DDos Postmortem, 2016-01-13

By Matt Biilmann, January 13 2016

Follow-up on the last days distributed denial of service attacks against our infrastructure.

Tuesday January 12 at 4:50pm PST we got alerted to an incoming DDoS attack. The attack started on the east coast and expanded into a massive DDoS attack simultaneously targeting CDN nodes in New York, San Francisco, Amsterdam and Chicago. It seemed like a clear escalation from the DDoS attack Saturday that only affected our main load balancer.

The DDoS was big enough that several switches across our different data centers became unresponsive. Our monitoring system detected that and immediately started removing the affected end nodes from rotation as well as rolling out extra capacity.

We still had plenty of extra capacity and our automated traffic director simply routed around this. However, this DDoS brought to light an edge case in our failover rules. When a certain combination of CDN PoPs went down at the same time, our DNS servers would start returning empty DNS records for users within the relevant region, instead of rerouting to a different region.

This caused sites hosted on Netlify to go unresponsive across several regions on an on-and-off basis for around 30 minutes, until we got a permanent fix in place for these failover rules, causing the first service outage we’ve experienced since we started operation.

Early Wednesday morning at 4:07am PST a new followup DDoS hit. This time our automatic rerouting had significantly improved, but we still experienced regional downtime due to “flapping” edge nodes that would be in and out of rotation rapidly instead of simply routed around permanently until the end of the attack. Once we forced the traffic director to route around these affected edge nodes we returned to normal, and we now have safeguards against that happening again.

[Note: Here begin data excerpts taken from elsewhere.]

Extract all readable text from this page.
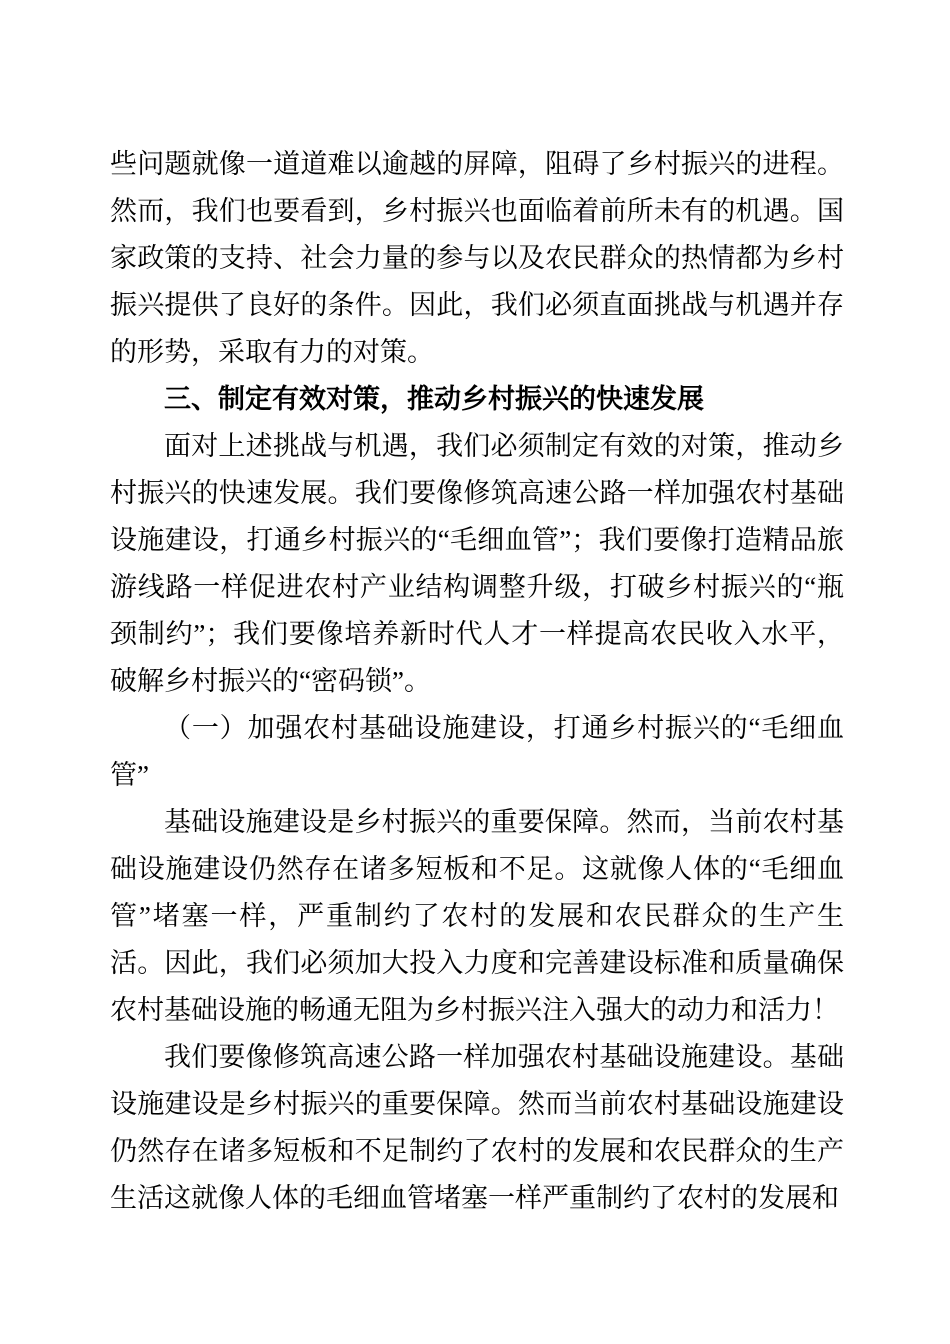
些问题就像一道道难以逾越的屏障，阻碍了乡村振兴的进程。然而，我们也要看到，乡村振兴也面临着前所未有的机遇。国家政策的支持、社会力量的参与以及农民群众的热情都为乡村振兴提供了良好的条件。因此，我们必须直面挑战与机遇并存的形势，采取有力的对策。

三、制定有效对策，推动乡村振兴的快速发展

面对上述挑战与机遇，我们必须制定有效的对策，推动乡村振兴的快速发展。我们要像修筑高速公路一样加强农村基础设施建设，打通乡村振兴的“毛细血管”；我们要像打造精品旅游线路一样促进农村产业结构调整升级，打破乡村振兴的“瓶颈制约”；我们要像培养新时代人才一样提高农民收入水平，破解乡村振兴的“密码锁”。

（一）加强农村基础设施建设，打通乡村振兴的“毛细血管”

基础设施建设是乡村振兴的重要保障。然而，当前农村基础设施建设仍然存在诸多短板和不足。这就像人体的“毛细血管”堵塞一样，严重制约了农村的发展和农民群众的生产生活。因此，我们必须加大投入力度和完善建设标准和质量确保农村基础设施的畅通无阻为乡村振兴注入强大的动力和活力！

我们要像修筑高速公路一样加强农村基础设施建设。基础设施建设是乡村振兴的重要保障。然而当前农村基础设施建设仍然存在诸多短板和不足制约了农村的发展和农民群众的生产生活这就像人体的毛细血管堵塞一样严重制约了农村的发展和
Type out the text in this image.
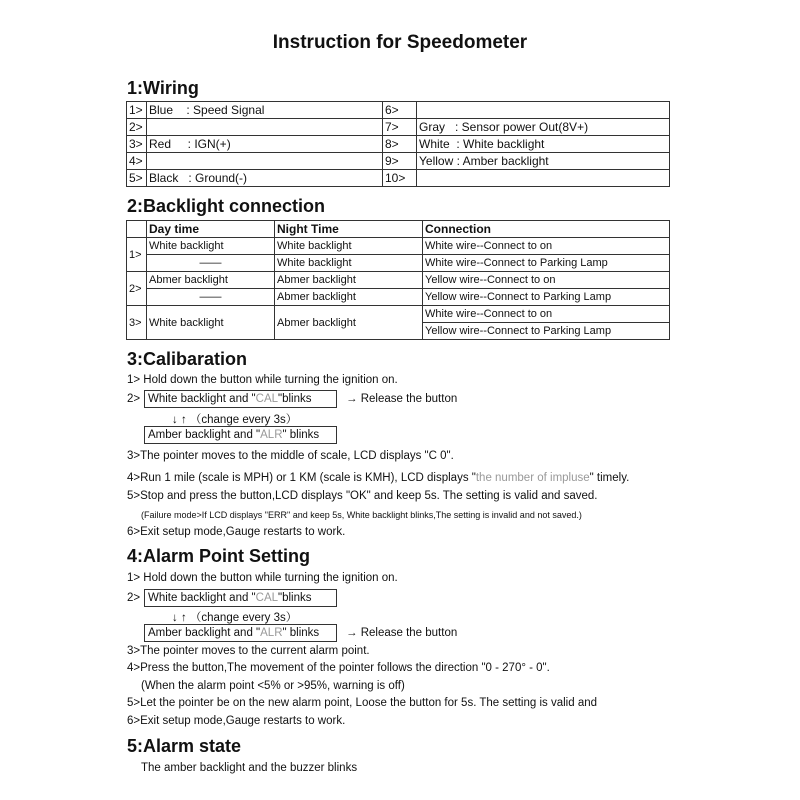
Instruction for Speedometer
1:Wiring
1>	Blue    : Speed Signal	6>	
2>		7>	Gray   : Sensor power Out(8V+)
3>	Red     : IGN(+)	8>	White  : White backlight
4>		9>	Yellow : Amber backlight
5>	Black   : Ground(-)	10>	
2:Backlight connection
	Day time	Night Time	Connection
1>	White backlight	White backlight	White wire--Connect to on
	——	White backlight	White wire--Connect to Parking Lamp
2>	Abmer backlight	Abmer backlight	Yellow wire--Connect to on
	——	Abmer backlight	Yellow wire--Connect to Parking Lamp
3>	White backlight	Abmer backlight	White wire--Connect to on
			Yellow wire--Connect to Parking Lamp
3:Calibaration
1> Hold down the button while turning the ignition on.
2> White backlight and "CAL"blinks	→ Release the button
↓ ↑ （change every 3s）
Amber backlight and "ALR" blinks
3>The pointer moves to the middle of scale, LCD displays "C 0".
4>Run 1 mile (scale is MPH) or 1 KM (scale is KMH), LCD displays "the number of impluse" timely.
5>Stop and press the button,LCD displays "OK" and keep 5s. The setting is valid and saved.
(Failure mode>If LCD displays "ERR" and keep 5s, White backlight blinks,The setting is invalid and not saved.)
6>Exit setup mode,Gauge restarts to work.
4:Alarm Point Setting
1> Hold down the button while turning the ignition on.
2> White backlight and "CAL"blinks
↓ ↑ （change every 3s）
Amber backlight and "ALR" blinks	→ Release the button
3>The pointer moves to the current alarm point.
4>Press the button,The movement of the pointer follows the direction "0 - 270° - 0".
(When the alarm point <5% or >95%, warning is off)
5>Let the pointer be on the new alarm point, Loose the button for 5s. The setting is valid and
6>Exit setup mode,Gauge restarts to work.
5:Alarm state
The amber backlight and the buzzer blinks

At Netlify we’re fanatical about uptime and performance, and experiencing any service outages is something we’re absolutely adamant about avoiding. The good news is that even in the phase of a global DDoS attack simultaneously targeting all of our CDN PoPs, our system had more than enough capacity to stay fast and responsive, and with the improvements we’ve but in place to our failover systems, as a direct result of this attack, we’re confident that future attacks of the same volume will fail to take down our platform.